Il film è la storia di una vittoria del desiderio di un bambino, ed è una storia vera. Lo schema alla attimo fuggente, senza però annichilimento finale, aleggia appena come modello. La poesia si può raggiungere non solo attraverso le eroiche e altisonanti performance del professor Keating, ma anche con un registratore a bobina che insegue qualsiasi rumore, qualsiasi suono, anche nella difficoltà del buio e della clandestinità, in una scena in cui ogni mossa è proibita a chi non ha il diritto di desiderare. I ragazzi protagonisti sono incredibilmente convincenti. Il regista Cristiano Bortone ha vinto una scommessa difficile: ha messo insieme ragazzi vedenti e non vedenti, e ha chiesto ai non vedenti di insegnare agli altri come ci si muove in un mondo al buio; e poi ha fatto affiatare e giocare tutti, al punto da raggiungere un livello di naturalezza e di improvvisazione che è andato a compensare, per sua stessa ammissione, le falle di una sceneggiatura a tratti un po’ scontata. “Noi sceneggiatori abbiamo così poca fantasia…”, ha detto. Il titolo stesso del film è frutto di un’improvvisazione guidata, e, facile immaginare, molte delle scene più belle sono nate con lo stesso metodo.

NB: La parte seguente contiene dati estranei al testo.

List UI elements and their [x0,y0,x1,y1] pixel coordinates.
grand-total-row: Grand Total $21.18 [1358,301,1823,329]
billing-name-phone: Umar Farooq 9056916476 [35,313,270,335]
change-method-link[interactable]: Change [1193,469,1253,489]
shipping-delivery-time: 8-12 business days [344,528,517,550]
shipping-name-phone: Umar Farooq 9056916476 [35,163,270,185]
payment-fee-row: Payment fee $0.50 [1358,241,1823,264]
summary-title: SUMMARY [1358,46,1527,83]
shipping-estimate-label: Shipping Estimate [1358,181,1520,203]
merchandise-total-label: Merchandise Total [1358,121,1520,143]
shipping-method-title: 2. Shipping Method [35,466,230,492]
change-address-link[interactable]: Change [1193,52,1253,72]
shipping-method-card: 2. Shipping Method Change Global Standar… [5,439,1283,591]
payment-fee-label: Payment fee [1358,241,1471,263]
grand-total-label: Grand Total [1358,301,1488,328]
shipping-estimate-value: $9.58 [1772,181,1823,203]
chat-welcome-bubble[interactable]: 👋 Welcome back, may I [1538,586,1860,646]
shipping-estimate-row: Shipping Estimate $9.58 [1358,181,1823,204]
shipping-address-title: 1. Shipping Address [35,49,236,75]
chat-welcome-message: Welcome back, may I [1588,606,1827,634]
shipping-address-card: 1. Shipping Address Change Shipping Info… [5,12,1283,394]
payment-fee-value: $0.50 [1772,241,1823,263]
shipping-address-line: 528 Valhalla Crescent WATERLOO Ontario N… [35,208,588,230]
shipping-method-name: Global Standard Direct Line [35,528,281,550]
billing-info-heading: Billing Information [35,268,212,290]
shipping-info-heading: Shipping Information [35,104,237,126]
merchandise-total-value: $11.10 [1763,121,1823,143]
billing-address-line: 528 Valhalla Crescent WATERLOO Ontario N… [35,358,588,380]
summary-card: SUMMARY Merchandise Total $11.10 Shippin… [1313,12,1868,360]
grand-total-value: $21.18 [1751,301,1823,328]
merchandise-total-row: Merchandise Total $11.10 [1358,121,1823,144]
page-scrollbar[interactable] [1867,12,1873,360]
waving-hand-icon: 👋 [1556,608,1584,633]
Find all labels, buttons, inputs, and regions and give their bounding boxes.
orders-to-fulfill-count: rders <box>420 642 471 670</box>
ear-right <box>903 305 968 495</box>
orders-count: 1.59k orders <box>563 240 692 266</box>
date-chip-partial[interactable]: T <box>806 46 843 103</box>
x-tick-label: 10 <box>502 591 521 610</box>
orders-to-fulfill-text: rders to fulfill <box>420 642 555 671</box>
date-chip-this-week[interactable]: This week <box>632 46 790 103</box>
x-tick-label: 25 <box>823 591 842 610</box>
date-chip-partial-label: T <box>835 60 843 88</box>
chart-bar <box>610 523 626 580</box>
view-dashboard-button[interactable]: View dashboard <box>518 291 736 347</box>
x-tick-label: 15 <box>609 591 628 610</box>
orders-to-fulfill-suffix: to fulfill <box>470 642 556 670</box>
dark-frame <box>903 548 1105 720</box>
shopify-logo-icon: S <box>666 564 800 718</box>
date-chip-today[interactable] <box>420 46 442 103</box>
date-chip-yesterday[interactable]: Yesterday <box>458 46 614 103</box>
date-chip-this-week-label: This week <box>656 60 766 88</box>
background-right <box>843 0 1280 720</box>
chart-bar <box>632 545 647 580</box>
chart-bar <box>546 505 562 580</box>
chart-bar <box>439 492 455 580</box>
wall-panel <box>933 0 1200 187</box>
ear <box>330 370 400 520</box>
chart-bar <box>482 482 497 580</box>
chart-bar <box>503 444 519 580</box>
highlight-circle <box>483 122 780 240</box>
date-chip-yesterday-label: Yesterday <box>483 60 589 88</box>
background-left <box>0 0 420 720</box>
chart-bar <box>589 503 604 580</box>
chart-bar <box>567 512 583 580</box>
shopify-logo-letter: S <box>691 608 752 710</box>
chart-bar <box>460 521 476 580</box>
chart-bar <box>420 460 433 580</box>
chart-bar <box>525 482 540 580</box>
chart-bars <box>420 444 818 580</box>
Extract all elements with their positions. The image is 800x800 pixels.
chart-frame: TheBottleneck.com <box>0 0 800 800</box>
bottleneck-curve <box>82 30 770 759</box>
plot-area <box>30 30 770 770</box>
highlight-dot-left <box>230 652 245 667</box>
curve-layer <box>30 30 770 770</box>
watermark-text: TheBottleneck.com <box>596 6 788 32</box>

Molti ragazzi lo vedranno a scuola (e sarà una gran bella esperienza per loro), perché il film è nato già chiaramente con questo target. Le matinée, almeno in Liguria, sono già belle e programmate. Ma per me il film vale sicuramente anche una serata tra “grandi”.

2 Comments »

  1. Con tutto il rispetto, la critica alle religiose appare come una critica a un sistema che si fonda su se stesso e non si mette in gioco.
    Peraltro se essere suora è stata una scelta d’amore l’esperienza che ne consegue sarà positiva se essere suora è una scelta di dovere… può fare molto più male di quello che sembra…coglioni a parte.

    Comment di Davide Nigro — 31 Marzo 2007 @

  2. Quello che mi chiedo è perché non si prova a criticare il sistema da altri punti di vista. Le religiose con il sistema c’entrano poco o nulla, anche nei casi (e sono la minoranza) in cui non abbiano fatto una scelta d’amore.